Mehar’s story is timeless, whence, perhaps, the choice of tense ... The novel fascinates for all the things left absent: how Mehar spent her life and how the great-grandson lives his life after return home ... Sahota, in this moving study of love, desire, and time, nonetheless conjures up interesting characters: the matriarch comes to wield so much power, a wife who hates her husband, a wife who finds herself unloved, and more.
In Mehar, Sahota has powerfully imagined a life under extreme constraint. Imprisoned in her marriage, she becomes all the more attuned to the sensory details she is allowed to take in, from the differing touches of the two brothers to the whispers of an Indian independence movement ... Mehar’s story is so strong in itself that the plotline involving her great-grandson feels almost extraneous.

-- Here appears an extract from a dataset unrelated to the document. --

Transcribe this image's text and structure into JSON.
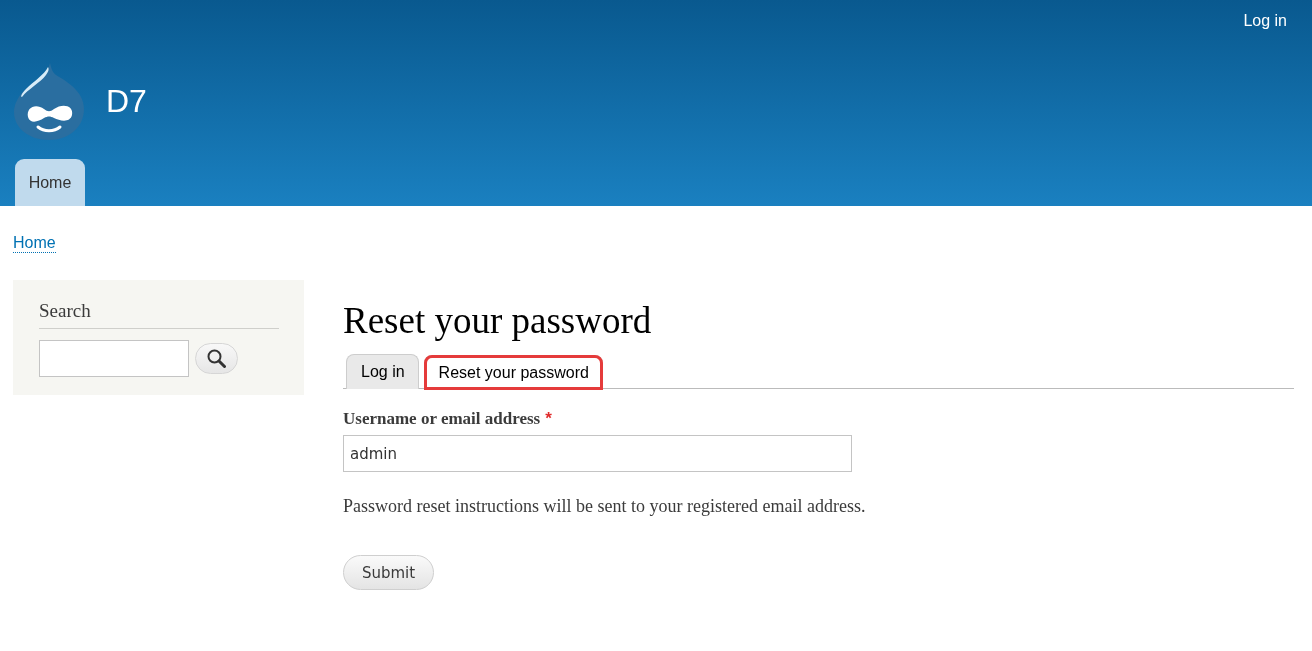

We don’t need it to learn Mehar’s fate, and she carries the novel well on her own. The strongest notes of romance and tragedy are there ... But moving the story 70 years into the future underscores how much has – and hasn’t – improved since Mehar was forced into her marriage.
Sunjeev Sahota's China Room is an intelligent, earnest novel, and although one of its story lines is weaker than the other, it's consistently absorbing, a sweeping dual portrait of a woman forced into an adolescent marriage and the troubled descendant she'll never meet ... Sahota, a Booker Prize finalist in 2015, is a talented prose stylist ... He relates Mehar's story in moving detail, and while the S— saga is comparatively underwhelming, his linking of the plot lines is never jarring. It's a flawed novel but often a powerful one.
The interplay between the two primary characters is, at first, challenging. Mehar’s story is so captivating that I felt briefly irritated at having to move into the secondary story of the addict. But I soon lost myself in Sahota’s compelling universe. He has particular compassion for his female characters, and I delighted in both Mehar and the modern-day character Radhika, a young doctor who befriends the addict and who insists on living on her own terms ... The final pages of China Room feel like a slow punch in the chest.
The whole novel is one tightly connected braid of liberty/imprisonment in forms that are political, physical, societal, emotional, and psychological. Sahota has created a complicated vision of the choices we make and the degrees of freedom we have to make them. His words stay with the reader long after turning the last pages.
... mesmerizing ... The narrative switches back and forth in time, from 1929 to 1999, painting remarkable portraits of women straitjacketed by society’s strictures ... Simultaneously visceral and breathless, this is one knockout of a novel.
... the novel’s characters and plots remain frustratingly underdeveloped. By including both storylines in this short novel, Sahota limits his ability to deeply explore either, and the result feels like a missed opportunity. A beautifully written but narratively limited family saga.